2.3 Nach dem Gesagten haben verschiedene für die Beurteilung der Arbeitsfähigkeit im angefochtenen Entscheid wesentliche Feststellungen erhebliche aktenkundige medizinische Einschätzungen unberücksichtigt gelassen. Hierdurch wird der vorinstanzlichen Prämisse die Grundlage entzogen, bei zutreffendem Verständnis des Berichts des Spitals Y.________ sei die medizinische Entscheidungsbasis eine einheitliche; dieser Schluss durfte nach dem Gesagten rechtlich (noch) nicht gezogen werden. Die Vorinstanz wird daher den rechtserheblichen Sachverhalt anhand des medizinischen Dossiers, namentlich des Gutachtens des medizinischen Zentrums X.________ und des Berichts des Spitals Y.________ vom 31. Juli 2008, nötigenfalls gestützt auf weitere Abklärungen, in freier Beweiswürdigung (Art. 61 lit. c ATSG) umfassend festzustellen haben. Anschliessend ist neu zu prüfen, wie es sich gemäss BGE 131 V 49 mit dem vom Beschwerdeführer geltend gemachten invalidisierenden Gesundheitsschaden verhält.
 
3.
 
Entsprechend dem Ausgang des Verfahrens sind die Gerichtskosten der Beschwerdegegnerin aufzuerlegen (Art. 66 Abs. 1 BGG).

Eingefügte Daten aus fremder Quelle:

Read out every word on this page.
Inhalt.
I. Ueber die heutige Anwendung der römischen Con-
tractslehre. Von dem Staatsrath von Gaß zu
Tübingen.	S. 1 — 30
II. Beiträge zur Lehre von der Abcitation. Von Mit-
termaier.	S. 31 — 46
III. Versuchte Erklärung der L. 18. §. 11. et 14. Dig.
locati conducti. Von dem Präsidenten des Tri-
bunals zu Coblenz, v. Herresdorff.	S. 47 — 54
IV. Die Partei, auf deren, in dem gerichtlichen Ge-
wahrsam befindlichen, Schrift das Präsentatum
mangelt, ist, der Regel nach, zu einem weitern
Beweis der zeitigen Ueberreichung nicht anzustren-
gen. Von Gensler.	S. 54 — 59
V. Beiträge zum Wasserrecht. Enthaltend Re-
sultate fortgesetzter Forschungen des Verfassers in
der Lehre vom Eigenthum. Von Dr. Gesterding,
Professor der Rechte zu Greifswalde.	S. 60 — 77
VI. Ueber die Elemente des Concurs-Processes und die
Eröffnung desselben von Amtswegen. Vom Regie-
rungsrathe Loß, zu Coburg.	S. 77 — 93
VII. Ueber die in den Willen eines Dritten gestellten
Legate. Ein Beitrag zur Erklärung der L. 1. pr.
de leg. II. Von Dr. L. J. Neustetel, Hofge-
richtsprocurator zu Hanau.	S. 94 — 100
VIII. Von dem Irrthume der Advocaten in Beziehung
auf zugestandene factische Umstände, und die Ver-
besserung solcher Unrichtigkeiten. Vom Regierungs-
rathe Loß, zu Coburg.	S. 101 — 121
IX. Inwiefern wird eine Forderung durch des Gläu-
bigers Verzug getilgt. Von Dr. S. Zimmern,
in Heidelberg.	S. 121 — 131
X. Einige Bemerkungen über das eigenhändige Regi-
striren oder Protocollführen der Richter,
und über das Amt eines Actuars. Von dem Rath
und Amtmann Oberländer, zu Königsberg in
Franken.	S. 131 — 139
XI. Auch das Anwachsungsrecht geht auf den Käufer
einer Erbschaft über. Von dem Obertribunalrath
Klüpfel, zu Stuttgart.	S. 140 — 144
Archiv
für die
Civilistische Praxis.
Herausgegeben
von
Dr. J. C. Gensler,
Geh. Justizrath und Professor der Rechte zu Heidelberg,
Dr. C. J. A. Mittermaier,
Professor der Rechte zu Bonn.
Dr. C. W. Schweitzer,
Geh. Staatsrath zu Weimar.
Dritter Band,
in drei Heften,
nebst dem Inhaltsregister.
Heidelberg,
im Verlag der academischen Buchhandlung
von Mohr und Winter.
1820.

Dem obsiegenden, anwaltlich vertretenen Beschwerdeführer steht eine Parteientschädigung zu (Art. 68 Abs. 1 BGG). Das Gesuch des Beschwerdeführers um unentgeltliche Rechtspflege ist damit gegenstandslos. Dem im vorinstanzlichen Prozess entstandenen Vertretungsaufwand wird das kantonale Gericht im neuen Kostenentscheid Rechnung tragen.
 
Demnach erkennt das Bundesgericht:
 
1.
 
Die Beschwerde wird gutgeheissen und der Entscheid des Sozialversicherungsgerichts des Kantons Zürich vom 23. November 2010 aufgehoben. Die Sache wird an die Vorinstanz zurückgewiesen, damit sie, nach erfolgter Abklärung im Sinne der Erwägungen, über die Beschwerde neu entscheide.
 
2.
 
Die Gerichtskosten von Fr. 500.- werden der Beschwerdegegnerin auferlegt.
 
3.
 
Die Beschwerdegegnerin hat den Beschwerdeführer für das bundesgerichtliche Verfahren mit Fr. 2'800.- zu entschädigen.
 
4.
 
Dieses Urteil wird den Parteien, dem Sozialversicherungsgericht des Kantons Zürich, der Ausgleichskasse Grosshandel + Transithandel und dem Bundesamt für Sozialversicherungen schriftlich mitgeteilt.
 
Luzern, 8. Juli 2011
 
Im Namen der II. sozialrechtlichen Abteilung
 
des Schweizerischen Bundesgerichts
 
Der Präsident: Der Gerichtsschreiber:
 
Meyer Traub
 
© 1994-2020 Das Fallrecht (DFR).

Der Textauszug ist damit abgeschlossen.